Is There A Physical or Psychological Problem?

Getting in the mood for sex isn’t always a matter of rekindling desire. Sometimes the causes are physical or psychological.

Pain During Sex

Painful sex can, needless to say, make you hesitant about engaging with a partner.

Pain during sexual activity could be caused by local and usually-temporary issues like rashes, irritation or infections; your doctor or local health care professional can help with those. The pain could also be due to a more serious problem like endometriosis, pelvic floor dysfunction, fibroid cysts or tumors, and even fibromyalgia and inflammatory bowel syndrome. It may be necessary to see a specialist who can treat the issue, which would hopefully ease the pain associated with sex.

Pain during sex is a particularly common issue for vulva-havers who are approaching, experiencing, or post-menopause. The resulting drop in estrogen levels often leads to reduced blood flow to the vagina and vaginal dryness – and importantly, lower estrogen levels often cause a lack of sexual desire. Lube may help with some of the pain, but a gynecologist or endocrinologist may be able to provide a more effective solution.

Health-Related Libido Issues

A number of health and lifestyle issues can cause a loss of sexual arousal or interest.

  • High stress or anxiety levels can directly impact libido. One of the body’s responses to stress is the release of the anti-stress hormone cortisol, which also lowers sexual arousal and desire.
  • Depression may be the underlying cause of sexual dysfunction – and concerns about sexual performance can negatively affect sex drive.
  • Ironically, commonly-prescribed antidepressants may also impact sexual desire. SSRIs like Celexa, Paxil, Zoloft and Prozac are the worst offenders.

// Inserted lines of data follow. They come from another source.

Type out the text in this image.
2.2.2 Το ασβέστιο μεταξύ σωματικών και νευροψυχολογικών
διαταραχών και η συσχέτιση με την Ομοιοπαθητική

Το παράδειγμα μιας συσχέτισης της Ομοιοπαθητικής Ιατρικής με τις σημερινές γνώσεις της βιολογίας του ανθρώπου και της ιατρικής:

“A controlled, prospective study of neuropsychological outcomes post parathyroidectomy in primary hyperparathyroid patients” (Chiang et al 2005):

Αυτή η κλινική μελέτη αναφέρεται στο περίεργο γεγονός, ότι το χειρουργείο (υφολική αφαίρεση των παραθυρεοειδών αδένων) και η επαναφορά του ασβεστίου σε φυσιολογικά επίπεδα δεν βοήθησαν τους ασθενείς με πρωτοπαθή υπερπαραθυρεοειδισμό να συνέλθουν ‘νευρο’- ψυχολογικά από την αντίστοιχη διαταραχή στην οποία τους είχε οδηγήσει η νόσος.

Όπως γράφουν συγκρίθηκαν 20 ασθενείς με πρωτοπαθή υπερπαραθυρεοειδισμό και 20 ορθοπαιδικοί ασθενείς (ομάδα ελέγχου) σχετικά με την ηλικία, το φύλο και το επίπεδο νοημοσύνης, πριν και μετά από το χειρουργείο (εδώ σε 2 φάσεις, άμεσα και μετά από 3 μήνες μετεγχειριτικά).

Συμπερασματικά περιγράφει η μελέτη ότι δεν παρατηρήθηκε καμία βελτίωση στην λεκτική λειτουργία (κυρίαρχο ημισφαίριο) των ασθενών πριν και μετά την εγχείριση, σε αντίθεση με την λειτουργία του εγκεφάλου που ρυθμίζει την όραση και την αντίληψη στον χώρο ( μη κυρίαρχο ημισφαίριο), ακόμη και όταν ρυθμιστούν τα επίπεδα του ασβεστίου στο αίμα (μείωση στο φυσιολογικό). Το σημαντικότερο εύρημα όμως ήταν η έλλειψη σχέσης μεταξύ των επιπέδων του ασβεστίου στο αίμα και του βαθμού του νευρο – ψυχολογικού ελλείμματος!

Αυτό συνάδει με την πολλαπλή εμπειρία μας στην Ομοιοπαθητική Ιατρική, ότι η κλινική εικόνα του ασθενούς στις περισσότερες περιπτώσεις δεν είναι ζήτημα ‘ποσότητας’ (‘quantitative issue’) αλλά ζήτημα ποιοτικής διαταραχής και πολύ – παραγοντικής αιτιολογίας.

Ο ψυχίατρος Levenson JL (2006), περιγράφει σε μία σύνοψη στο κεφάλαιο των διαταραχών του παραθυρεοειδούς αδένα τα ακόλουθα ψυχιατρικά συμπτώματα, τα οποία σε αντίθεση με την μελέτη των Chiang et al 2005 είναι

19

Beta blockers and diuretics prescribed to treat high blood pressure may also affect sex drive.
  • Smoking, excessive alcohol consumption or drug use, and obesity are common culprits as well. Not getting enough exercise and poor diet can also be factors. (The type of workout matters, too. Spending too much time on the exercise bike can put excess pressure on the artery that carries blood to the genital area.)

Your physical and sexual health are even more important than candles and meditation, new sex positions, date nights, or chocolate and strawberries, when you’re trying to get into the mood for sex. As long as your mind and body are ready for sexual activity, everything else can fall into place with a little work and some self-care.